Monster was founded 25 years ago and offers a cautionary tale to others. “We were disruptors and then we were disrupted,”  said Beamer.

Beamer blamed bad management for losing sight of the original purpose and squeezing profits when they should have been re-invested in the business. “We missed how mobile and other technology could also be used to serve our mission,”  he said.

Data and insights gleaned from research have helped Monster re-establish itself with a firm mobile presence that speaks to an invigorated target consumer: the job seeker rather than the recruiter. 

“We dug deep into consumer research’” and found that “consumers want a champion. They want a company that will do right by society,” he concluded.

Enhancing Brand Position

Ophelia Ceradini, vice president digital innovation and technology, Estee Lauder, is charged with the task of enhancing an already strong brand through the use of new mobile technology to better match products to consumers. 

She focuses on “the power of the human touch, and emotions [that] underpin the high-touch approach.” 

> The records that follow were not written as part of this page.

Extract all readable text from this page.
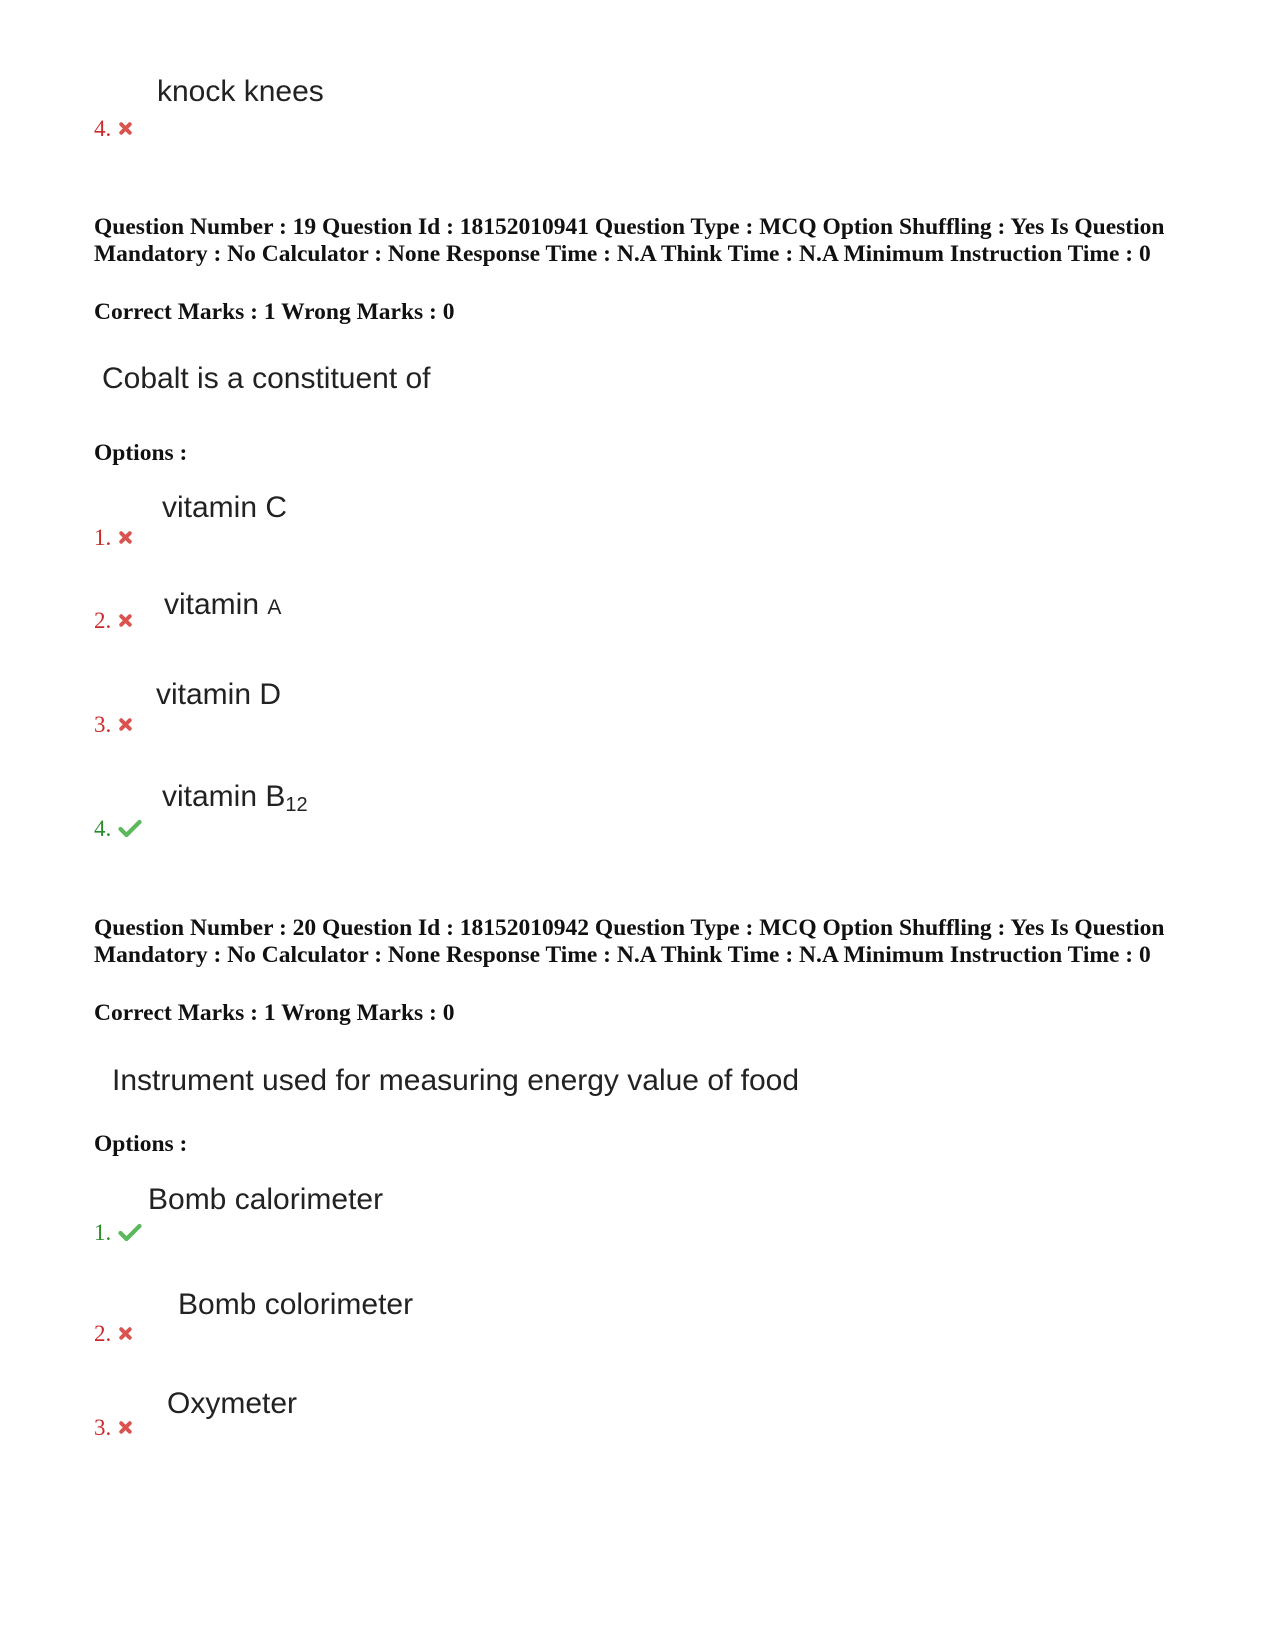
knock knees
4.
Question Number : 19 Question Id : 18152010941 Question Type : MCQ Option Shuffling : Yes Is Question Mandatory : No Calculator : None Response Time : N.A Think Time : N.A Minimum Instruction Time : 0
Correct Marks : 1 Wrong Marks : 0
Cobalt is a constituent of
Options :
vitamin C
1.
vitamin A
2.
vitamin D
3.
vitamin $B_{12}$
4.
Question Number : 20 Question Id : 18152010942 Question Type : MCQ Option Shuffling : Yes Is Question Mandatory : No Calculator : None Response Time : N.A Think Time : N.A Minimum Instruction Time : 0
Correct Marks : 1 Wrong Marks : 0
Instrument used for measuring energy value of food
Options :
Bomb calorimeter
1.
Bomb colorimeter
2.
Oxymeter
3.
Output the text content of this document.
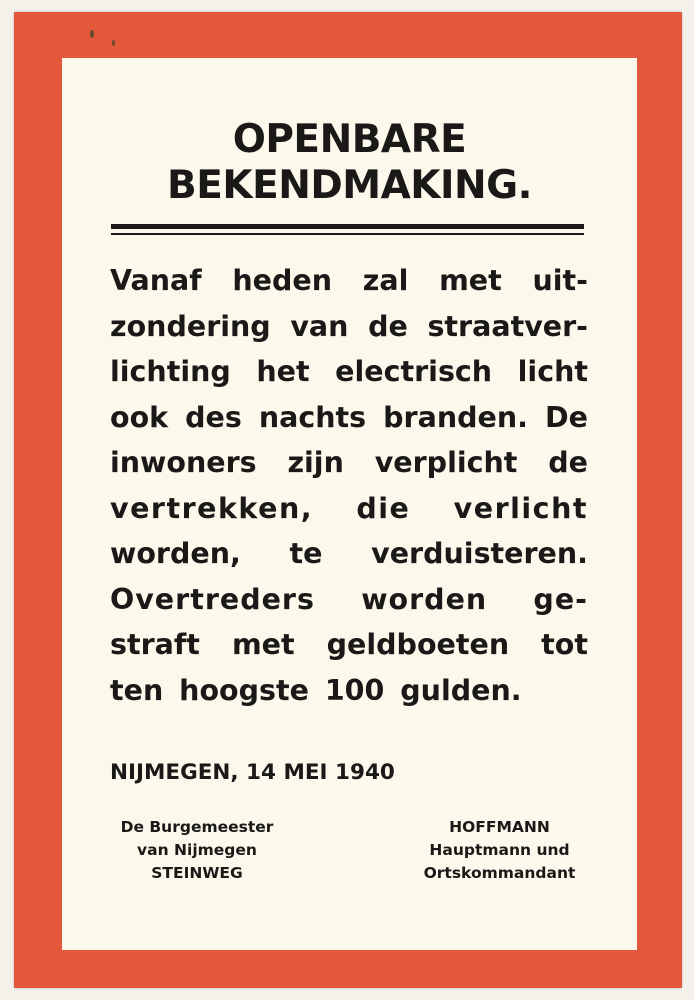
OPENBARE
BEKENDMAKING.
Vanaf heden zal met uit-
zondering van de straatver-
lichting het electrisch licht
ook des nachts branden. De
inwoners zijn verplicht de
vertrekken, die verlicht
worden, te verduisteren.
Overtreders worden ge-
straft met geldboeten tot
ten hoogste 100 gulden.
NIJMEGEN, 14 MEI 1940
De Burgemeester
van Nijmegen
STEINWEG
HOFFMANN
Hauptmann und
Ortskommandant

Estee Lauder has advanced a myriad of AR elements to its site, including allowing customers to personalize their experiences online using facial recognition tech. The site then makes personalized recommendations for skin-care products. Voice assistants are now enabled to recommend store locations.

The Next Steps for Mobile

In this fast-paced, competitive environment, how can mobile continue to grow its marketing prowess? Neil Morgan, Ph.D.,  of the Kelley School of Business at Indiana University is spearheading the MARS (Mobile Analytics Realtime Social) project, which asks what marketing capabilities companies need to survive today.

His project interviewed over one hundred executives at over 80 companies over a range of performance metrics and levels of digital adaptation. 

Morgan found four areas of concentration that impact a consumer’s expectations across categories: individuality, immediacy, integration and information. 

“We should be in the golden era of marketing with accuracy, accountability and agility,” he stated. “But instead we find entropy, barely concealed chaos, like a roller coaster creeping up before they drop you down.” 

Morgan advises that companies first choose a strategy and decide how they will compete. Develop growth stacks based on exchange, experience (eliminating pain points) and engagement (to drive enhanced functionality) and then join, build and manage communities. 

Finally, marketers need to integrate all learnings into the fabric of the organization, creating an environment of trust where people are willing to share. 

Next Steps

From damaged brands that can come back from the dead to successful brands who strive to maintain their brand position, the promise and perils of mobile need to be understood and fully integrated into a company’s mission.